I have the $k \neq 0$ case. I just had some problems with the $k=0$ case. Here's what I got.

Let $\epsilon > 0$ and choose $\delta=\epsilon$, then $|x-x_{0}| < \delta$ implies that $|x-x_{0}| < \epsilon$ and so $|k||x-x_{0}| < |k|\epsilon$. Then $|kx-kx_{0}| < |k|\epsilon$ and since $k=0$ and $f(x)=kx=0$ and $f(x_{0})=kx_{0}=0$ then $|f(x)-f(x_{0})| < |k|\epsilon$. Since $\epsilon > 0$, then $\epsilon > |k|\epsilon$. So $|f(x)-f(x_{0})| < \epsilon$.

Thoughts? Corrections?
• Nov 27th 2012, 02:08 PM
Plato
Re: Proving a function is continuous
Quote:

Originally Posted by JSB1917
Problem: Prove using epilson delta definition that $f(x)=kx$ is continuous for any real number $k$.
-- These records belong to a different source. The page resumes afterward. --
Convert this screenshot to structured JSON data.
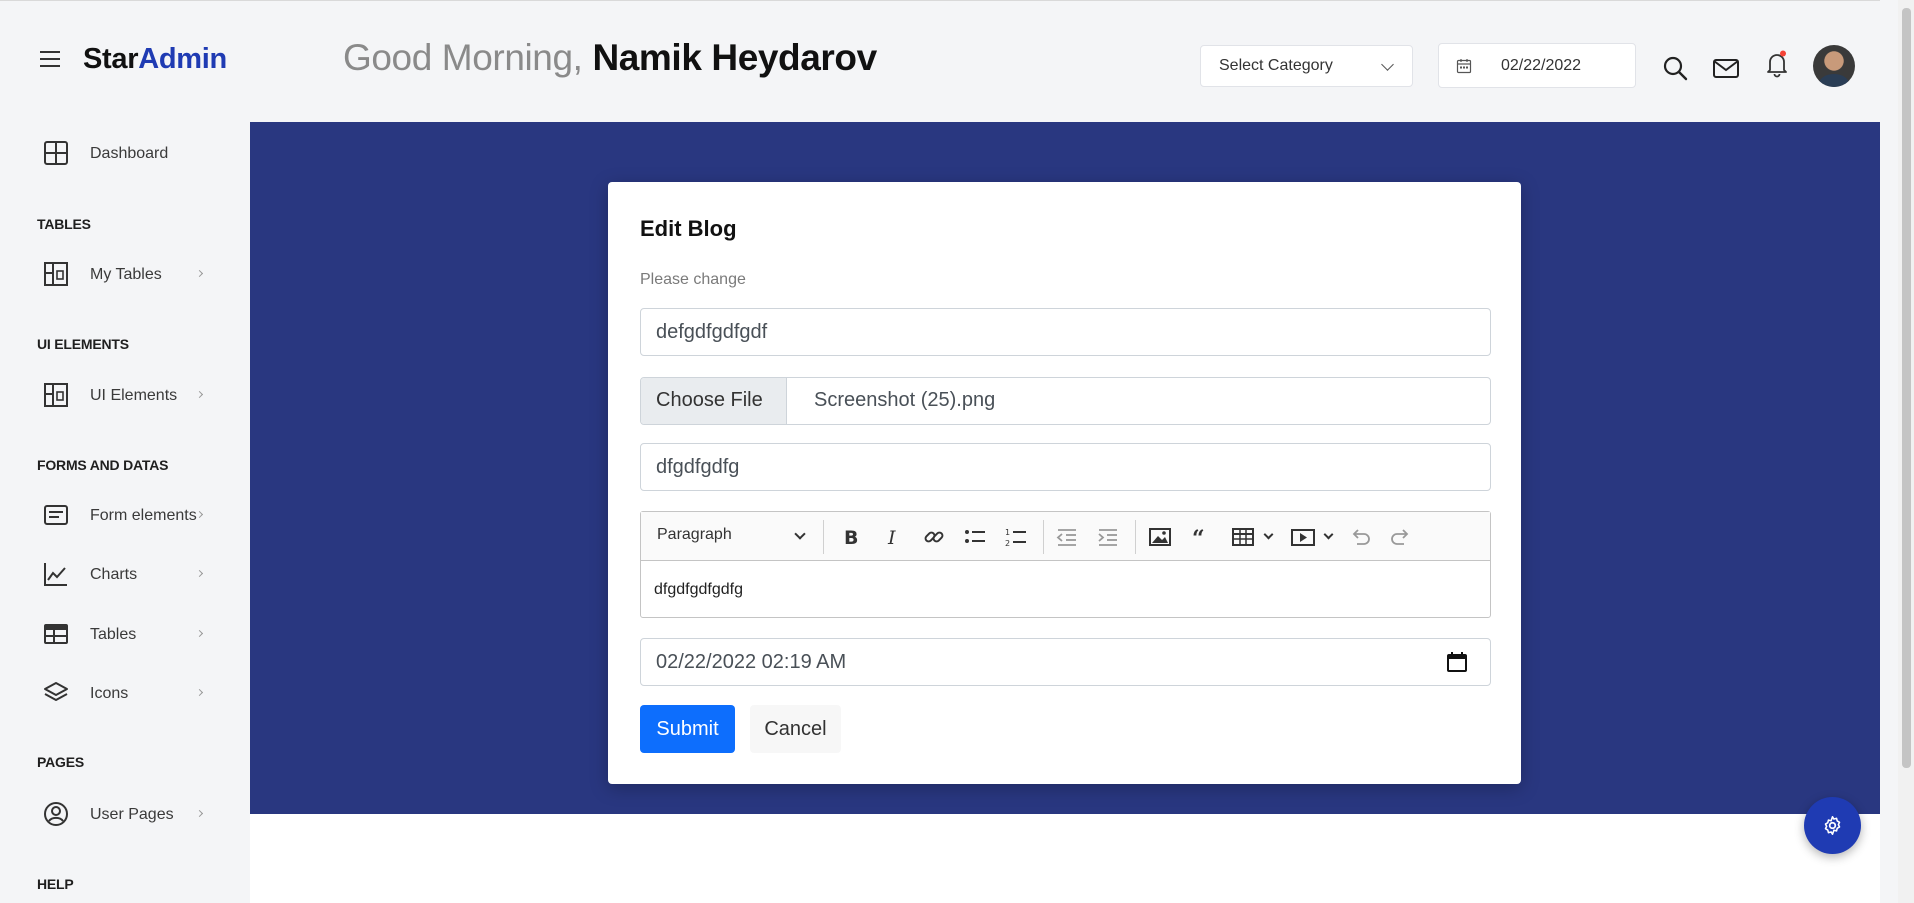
{
  "brand": {
    "part1": "Star",
    "part2": "Admin"
  },
  "header": {
    "greeting_prefix": "Good Morning, ",
    "user_name": "Namik Heydarov",
    "category_select": "Select Category",
    "date": "02/22/2022"
  },
  "sidebar": {
    "dashboard": "Dashboard",
    "sections": {
      "tables": "TABLES",
      "ui_elements": "UI ELEMENTS",
      "forms": "FORMS AND DATAS",
      "pages": "PAGES",
      "help": "HELP"
    },
    "items": {
      "my_tables": "My Tables",
      "ui_elements": "UI Elements",
      "form_elements": "Form elements",
      "charts": "Charts",
      "tables": "Tables",
      "icons": "Icons",
      "user_pages": "User Pages"
    }
  },
  "form": {
    "title": "Edit Blog",
    "description": "Please change",
    "title_value": "defgdfgdfgdf",
    "choose_file": "Choose File",
    "file_name": "Screenshot (25).png",
    "subtitle_value": "dfgdfgdfg",
    "editor_block_style": "Paragraph",
    "editor_content": "dfgdfgdfgdfg",
    "datetime_value": "02/22/2022 02:19  AM",
    "submit_label": "Submit",
    "cancel_label": "Cancel"
  },
  "colors": {
    "brand_accent": "#1f3bb3",
    "banner": "#293780",
    "primary_button": "#0d6efd"
  }
}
I have the $k \neq 0$ case. I just had some problems with the $k=0$ case.

Oh, come on. If $k=0$ then $f(x)=0$ everywhere.

Thus $|x-a|<\delta$ implies $|0-0|<\epsilon$ everywhere.
• Nov 27th 2012, 03:34 PM
SworD
Re: Proving a function is continuous
Quote:

Originally Posted by Plato
Oh, come on. If $k=0$ then $f(x)=0$ everywhere.

Thus $|x-a|<\delta$ implies $|0-0|<\epsilon$ everywhere.

Lol, this is the problem with drilling too much rigor into people. They start losing their sense of intuition.